«Paris vaut bien une messe », avait dit Henri IV. L’Élysée vaudrait-il ce que l’on est en train de voir ? Ainsi donc, le président de la République, engagé dans un mano a mano avec Marine Le Pen, tétanisé par la peur d’un 21 avril à l’envers, semble prêt à asseoir sa réélection sur un déchaînement d’annonces sécuritaires souvent toutes plus irréalisables les unes que les autres. Peu importent les conséquences, semble-t-il, et il est d’ailleurs suivi en cela par ministres et députés tous plus jaloux des faveurs présidentielles les uns que les autres.
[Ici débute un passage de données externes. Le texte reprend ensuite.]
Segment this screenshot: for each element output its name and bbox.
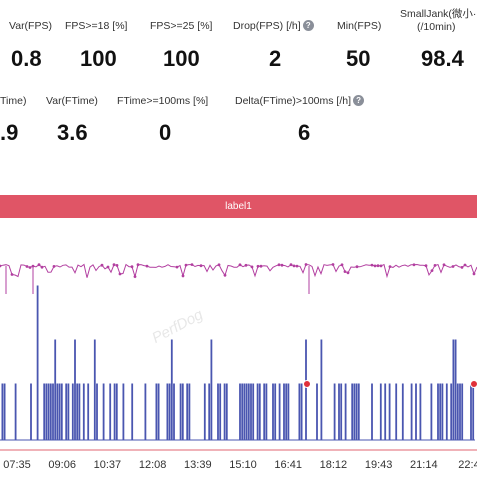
stat-label-smalljank-unit: (/10min)	[417, 21, 456, 33]
fps-point	[181, 274, 185, 278]
fps-point	[136, 263, 140, 267]
fps-ftime-chart[interactable]: 07:35 09:06 10:37 12:08 13:39 15:10 16:41 18:12…	[0, 230, 477, 477]
stat-label-ftime-100: FTime>=100ms [%]	[117, 95, 209, 107]
label-bar[interactable]: label1	[0, 195, 477, 218]
stat-value-drop-fps: 2	[269, 46, 282, 71]
fps-point	[130, 265, 134, 269]
stat-value-min-fps: 50	[346, 46, 371, 71]
fps-point	[472, 272, 476, 276]
fps-point	[277, 263, 281, 267]
fps-point	[52, 265, 56, 268]
stat-value-fps-25: 100	[163, 46, 200, 71]
fps-point	[331, 263, 335, 266]
x-tick-label: 09:06	[48, 459, 76, 471]
stat-value-var-fps: 0.8	[11, 46, 42, 71]
fps-point	[190, 263, 194, 266]
stat-label-ftime: Time)	[0, 95, 27, 107]
x-tick-label: 13:39	[184, 459, 212, 471]
fps-point	[442, 263, 446, 267]
fps-point	[37, 263, 41, 267]
fps-point	[292, 264, 296, 268]
x-tick-label: 07:35	[3, 459, 31, 471]
fps-point	[451, 265, 455, 268]
fps-point	[115, 264, 119, 267]
help-icon[interactable]: ?	[353, 95, 365, 106]
x-tick-label: 15:10	[229, 459, 257, 471]
fps-point	[295, 264, 299, 268]
fps-point	[304, 263, 308, 266]
stat-label-delta-ftime: Delta(FTime)>100ms [/h]?	[235, 95, 365, 107]
fps-point	[343, 270, 347, 273]
x-tick-label: 12:08	[139, 459, 167, 471]
fps-point	[175, 265, 179, 269]
x-tick-label: 18:12	[320, 459, 348, 471]
stat-value-var-ftime: 3.6	[57, 120, 88, 145]
fps-point	[0, 264, 2, 268]
fps-point	[388, 265, 392, 268]
fps-point	[430, 269, 434, 272]
fps-point	[133, 275, 137, 278]
fps-point	[259, 264, 263, 268]
ftime-series	[0, 285, 475, 441]
fps-point	[199, 264, 203, 268]
x-tick-label: 21:14	[410, 459, 438, 471]
fps-line	[0, 263, 477, 279]
fps-point	[25, 265, 29, 268]
stat-value-delta-ftime: 6	[298, 120, 311, 145]
fps-point	[355, 265, 359, 269]
stat-value-smalljank: 98.4	[421, 46, 464, 71]
fps-point	[379, 264, 383, 268]
fps-point	[250, 265, 254, 269]
x-tick-label: 10:37	[94, 459, 122, 471]
x-tick-label: 19:43	[365, 459, 393, 471]
x-axis-ticks: 07:35 09:06 10:37 12:08 13:39 15:10 16:41 18:12…	[3, 459, 477, 471]
stat-label-var-fps: Var(FPS)	[9, 20, 52, 32]
fps-point	[412, 263, 416, 267]
fps-point	[10, 273, 14, 276]
fps-series	[0, 263, 477, 294]
jank-marker[interactable]	[470, 380, 477, 388]
fps-point	[424, 264, 428, 268]
ftime-line	[0, 285, 475, 441]
stat-label-smalljank: SmallJank(微小·	[400, 8, 477, 20]
fps-point	[145, 264, 149, 268]
fps-point	[118, 272, 122, 276]
fps-point	[340, 263, 344, 267]
x-tick-label: 16:41	[274, 459, 302, 471]
stat-value-ftime-100: 0	[159, 120, 172, 145]
fps-point	[289, 263, 293, 267]
fps-point	[280, 263, 284, 267]
stat-label-min-fps: Min(FPS)	[337, 20, 382, 32]
fps-point	[370, 263, 374, 267]
jank-marker[interactable]	[303, 380, 311, 388]
fps-point	[100, 263, 104, 267]
fps-point	[238, 263, 242, 267]
fps-point	[460, 266, 464, 269]
fps-point	[28, 266, 32, 269]
fps-point	[373, 264, 377, 268]
fps-point	[40, 265, 44, 269]
x-tick-label: 22:4	[458, 459, 477, 471]
fps-point	[184, 263, 188, 267]
fps-point	[112, 263, 116, 267]
fps-point	[217, 263, 221, 267]
stat-label-var-ftime: Var(FTime)	[46, 95, 98, 107]
fps-point	[376, 264, 380, 268]
stat-label-fps-25: FPS>=25 [%]	[150, 20, 213, 32]
help-icon[interactable]: ?	[302, 20, 314, 31]
fps-point	[433, 264, 437, 267]
fps-point	[244, 263, 248, 267]
fps-point	[256, 264, 260, 268]
fps-point	[463, 263, 467, 267]
stat-label-drop-fps: Drop(FPS) [/h]?	[233, 20, 314, 32]
fps-point	[346, 271, 350, 275]
fps-point	[106, 265, 110, 269]
stat-value-fps-18: 100	[80, 46, 117, 71]
stat-value-ftime: .9	[0, 120, 19, 145]
fps-point	[223, 273, 227, 277]
stat-label-fps-18: FPS>=18 [%]	[65, 20, 128, 32]
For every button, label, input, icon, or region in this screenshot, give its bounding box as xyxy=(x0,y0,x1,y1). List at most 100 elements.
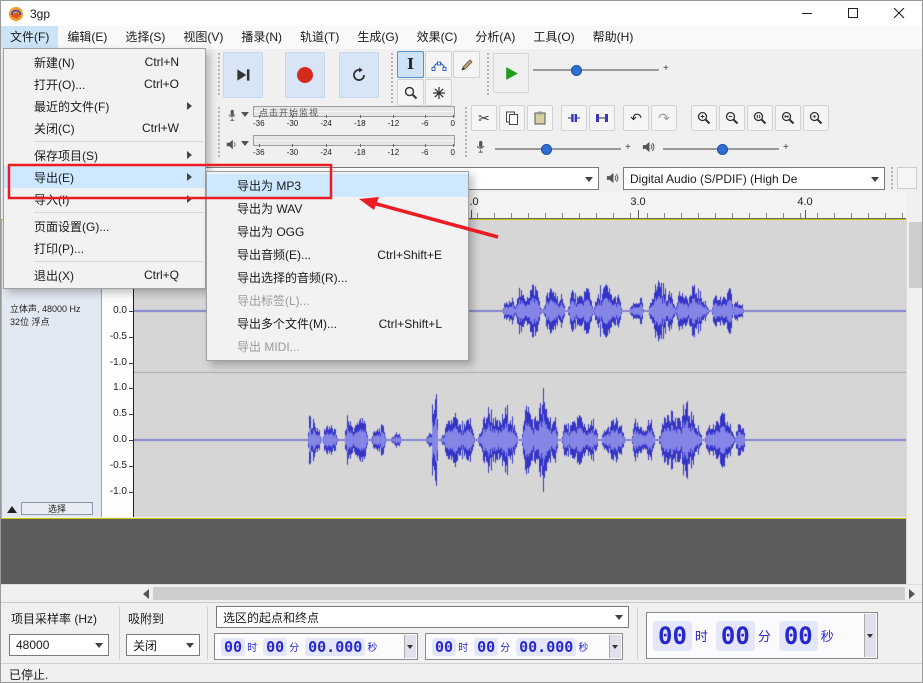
toolbar-grip[interactable] xyxy=(218,107,220,157)
minutes-value[interactable]: 00 xyxy=(263,637,288,656)
record-button[interactable] xyxy=(285,52,325,98)
minutes-value[interactable]: 00 xyxy=(474,637,499,656)
zoom-in-button[interactable] xyxy=(691,105,717,131)
selection-end-time[interactable]: 00 时 00 分 00.000 秒 xyxy=(425,633,623,660)
multi-tool-button[interactable] xyxy=(425,79,452,106)
export-submenu-item-2[interactable]: 导出为 OGG xyxy=(207,220,468,243)
menubar-item-8[interactable]: 分析(A) xyxy=(466,26,524,49)
seconds-value[interactable]: 00 xyxy=(778,620,818,651)
toolbar-grip[interactable] xyxy=(465,107,467,159)
horizontal-scrollbar[interactable] xyxy=(1,584,922,602)
draw-tool-button[interactable] xyxy=(453,51,480,78)
meter-menu-caret[interactable] xyxy=(241,141,249,150)
export-submenu-item-7[interactable]: 导出 MIDI... xyxy=(207,335,468,358)
horizontal-scrollbar-thumb[interactable] xyxy=(153,587,905,600)
menubar-item-1[interactable]: 编辑(E) xyxy=(58,26,116,49)
menubar-item-3[interactable]: 视图(V) xyxy=(174,26,232,49)
time-format-caret[interactable] xyxy=(609,635,621,658)
seconds-value[interactable]: 00.000 xyxy=(305,637,366,656)
zoom-toggle-button[interactable] xyxy=(803,105,829,131)
menubar-item-10[interactable]: 帮助(H) xyxy=(584,26,643,49)
close-button[interactable] xyxy=(876,1,922,26)
toolbar-grip[interactable] xyxy=(218,53,220,97)
recording-volume-thumb[interactable] xyxy=(541,144,552,155)
file-menu-item-9[interactable]: 页面设置(G)... xyxy=(4,215,205,237)
recording-volume-slider[interactable] xyxy=(495,144,621,155)
toolbar-grip[interactable] xyxy=(487,53,489,97)
playback-volume-slider[interactable] xyxy=(663,144,779,155)
cut-button[interactable]: ✂ xyxy=(471,105,497,131)
menubar-item-2[interactable]: 选择(S) xyxy=(116,26,174,49)
meter-menu-caret[interactable] xyxy=(241,112,249,121)
toolbar-grip[interactable] xyxy=(891,167,893,190)
slider-plus-label: + xyxy=(625,142,631,153)
trim-audio-button[interactable] xyxy=(561,105,587,131)
hours-value[interactable]: 00 xyxy=(653,620,692,651)
export-submenu-item-6[interactable]: 导出多个文件(M)... Ctrl+Shift+L xyxy=(207,312,468,335)
export-submenu-item-4[interactable]: 导出选择的音频(R)... xyxy=(207,266,468,289)
export-submenu-item-0[interactable]: 导出为 MP3 xyxy=(207,174,468,197)
play-speed-slider-thumb[interactable] xyxy=(571,65,582,76)
zoom-to-selection-button[interactable] xyxy=(747,105,773,131)
snap-to-combo[interactable]: 关闭 xyxy=(126,634,200,656)
menubar-item-0[interactable]: 文件(F) xyxy=(1,26,59,49)
skip-to-end-button[interactable] xyxy=(223,52,263,98)
submenu-arrow-icon xyxy=(187,195,196,203)
export-submenu-item-3[interactable]: 导出音频(E)... Ctrl+Shift+E xyxy=(207,243,468,266)
playback-meter[interactable]: -36 -30 -24 -18 -12 -6 0 xyxy=(223,133,459,161)
file-menu-item-6[interactable]: 导出(E) xyxy=(4,166,205,188)
minutes-value[interactable]: 00 xyxy=(715,620,755,651)
minimize-button[interactable] xyxy=(784,1,830,26)
zoom-tool-button[interactable] xyxy=(397,79,424,106)
envelope-tool-button[interactable] xyxy=(425,51,452,78)
selection-tool-button[interactable]: I xyxy=(397,51,424,78)
loop-button[interactable] xyxy=(339,52,379,98)
menubar-item-6[interactable]: 生成(G) xyxy=(348,26,407,49)
vertical-scrollbar-thumb[interactable] xyxy=(909,222,922,288)
project-rate-combo[interactable]: 48000 xyxy=(9,634,109,656)
track-select-button[interactable]: 选择 xyxy=(21,502,93,515)
fit-project-button[interactable] xyxy=(775,105,801,131)
file-menu-item-0[interactable]: 新建(N) Ctrl+N xyxy=(4,51,205,73)
playback-device-combo[interactable]: Digital Audio (S/PDIF) (High De xyxy=(623,167,885,190)
file-menu-item-10[interactable]: 打印(P)... xyxy=(4,237,205,259)
menubar-item-9[interactable]: 工具(O) xyxy=(524,26,583,49)
vertical-scrollbar[interactable] xyxy=(906,219,922,584)
hours-value[interactable]: 00 xyxy=(432,637,457,656)
audio-position-display[interactable]: 00 时 00 分 00 秒 xyxy=(646,612,878,659)
recording-meter[interactable]: 点击开始监视 -36 -30 -24 -18 -12 -6 0 xyxy=(223,104,459,132)
scroll-left-arrow[interactable] xyxy=(138,589,149,599)
maximize-icon xyxy=(847,8,858,18)
maximize-button[interactable] xyxy=(830,1,876,26)
toolbar-grip[interactable] xyxy=(391,53,393,103)
time-format-caret[interactable] xyxy=(864,614,876,657)
file-menu-item-12[interactable]: 退出(X) Ctrl+Q xyxy=(4,264,205,286)
export-submenu-item-1[interactable]: 导出为 WAV xyxy=(207,197,468,220)
redo-button[interactable]: ↷ xyxy=(651,105,677,131)
play-speed-slider[interactable] xyxy=(533,65,659,76)
paste-button[interactable] xyxy=(527,105,553,131)
file-menu-item-7[interactable]: 导入(I) xyxy=(4,188,205,210)
export-submenu-item-5[interactable]: 导出标签(L)... xyxy=(207,289,468,312)
hours-value[interactable]: 00 xyxy=(221,637,246,656)
file-menu-item-3[interactable]: 关闭(C) Ctrl+W xyxy=(4,117,205,139)
menubar-item-4[interactable]: 播录(N) xyxy=(232,26,291,49)
file-menu-item-5[interactable]: 保存项目(S) xyxy=(4,144,205,166)
menubar-item-7[interactable]: 效果(C) xyxy=(408,26,467,49)
file-menu-item-2[interactable]: 最近的文件(F) xyxy=(4,95,205,117)
play-at-speed-button[interactable] xyxy=(493,53,529,93)
playback-volume-thumb[interactable] xyxy=(717,144,728,155)
silence-audio-button[interactable] xyxy=(589,105,615,131)
zoom-out-button[interactable] xyxy=(719,105,745,131)
selection-mode-combo[interactable]: 选区的起点和终点 xyxy=(216,606,629,628)
track-collapse-triangle[interactable] xyxy=(7,506,17,513)
scroll-right-arrow[interactable] xyxy=(909,589,920,599)
time-format-caret[interactable] xyxy=(404,635,416,658)
selection-start-time[interactable]: 00 时 00 分 00.000 秒 xyxy=(214,633,418,660)
undo-button[interactable]: ↶ xyxy=(623,105,649,131)
file-menu-item-1[interactable]: 打开(O)... Ctrl+O xyxy=(4,73,205,95)
file-menu-item-label: 新建(N) xyxy=(34,55,75,70)
menubar-item-5[interactable]: 轨道(T) xyxy=(291,26,348,49)
copy-button[interactable] xyxy=(499,105,525,131)
seconds-value[interactable]: 00.000 xyxy=(516,637,577,656)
Mais cette bouffée fébrile estivale ne doit pas être regardée comme un épiphénomène. Il y a en effet une continuité entre le discours de La Courneuve et celui de Grenoble. Une stratégie bien construite qui a pour but de rallumer un éclat terni. Il y a toujours quelques bons points à prendre dans les sondages, peu importe si c’est au prix d’un flirt toujours de plus en plus intime avec l’extrême droite. Les moutons qu’on égorge dans les baignoires résonnent avec les menaces de déchéance de la nationalité, c’est toujours la même la corde sur laquelle on joue, celle d’un racisme qui n’en demandait pas tant pour se réveiller.
On a d’ailleurs voulu lui donner une sorte de corpus presque scientifique par le trop fameux débat sur l’identité nationale qui s’est terminé par une pantalonnade et auquel plus personne ne fait référence, y compris ceux qui en ont été les promoteurs ! Un ministre de la République a été condamné pour injure raciste, fait sans précédent. La France est montrée du doigt dans les instances internationales, brocardée dans la presse mondiale, peu importe ! La route est droite et rien n’infléchit pour l’instant la détermination présidentielle.
La France, pays des droits de l’homme ? La situation actuelle ne constitue-elle pas une atteinte à notre identité nationale ? Qui eut cru que le New York Times aurait pu un jour fustiger ce qu’il appelle la politique xénophobe de la France ?
Certes, on objectera que l’on ne peut tolérer que la loi soit bafouée par des voyous, que l’on autorise n’importe qui à s’installer anarchiquement sur des terrains, que force doit rester au droit. Effectivement, ce n’est pas cela qui est remis en cause, mais plutôt l’utilisation qui est faite de cette pseudo-volonté d’un retour à l’ordre, le recours à la stigmatisation, au cliché raciste de comptoir. Le terrain est fertile en période de crise et la parole raciste n’en avait pas besoin. Jean-Marie Le Pen, au soir de sa carrière politique, peut se réjouir, la « lepénisation des esprits » n’est plus une vue de l’esprit, c’est sans doute sa plus belle réussite : ce qu’il disait il y a vingt ans, déclenchant un tollé, se dit aujourd’hui de la manière la plus naturelle, y compris au sommet de l’État, le « ils ne sont pas comme nous » est devenu une évidence, point de salut d’ailleurs pour eux – comme en a fait la triste expérience Amine, l’Auvergnat de l’UMP.
Ensuite, comment oser parler de lutte contre les discriminations, d’intégration ? Les Français du deuxième collège, les Français à points et leurs descendants n’en sont pas dupes ! Quelle sera la prochaine étape, quelle nouvelle transgression nous prépare-t-on après cette descente aux enfers si continue que l’on ne peut plus la qualifier de dérapage ?
On finira bien par enclencher le cycle infernal : provocation-violence-répression. Il est temps pour les citoyens, de droite comme de gauche, qui ont à cœur de préserver la grandeur de notre pays et ses valeurs, de s’organiser et de se fédérer indépendamment de leurs différences.
Il en va de la sauvegarde des valeurs de la République, désormais abîmée et gravement blessée par cette politique tout aussi dangereuse qu’irresponsable, inutile et inefficace. Ainsi nous préserverons ce qui fait que nous sommes réellement français, cette capacité à dire « non », comme Georges Mandel, un de ces quatre-vingts députés qui votèrent non en juin 1940 et dont le dernier biographe est Nicolas Sarkozy.
Par Madjid Si Hocine, médecin, militant antiraciste, et Mouloud Aounit, Coprésident du MRAP.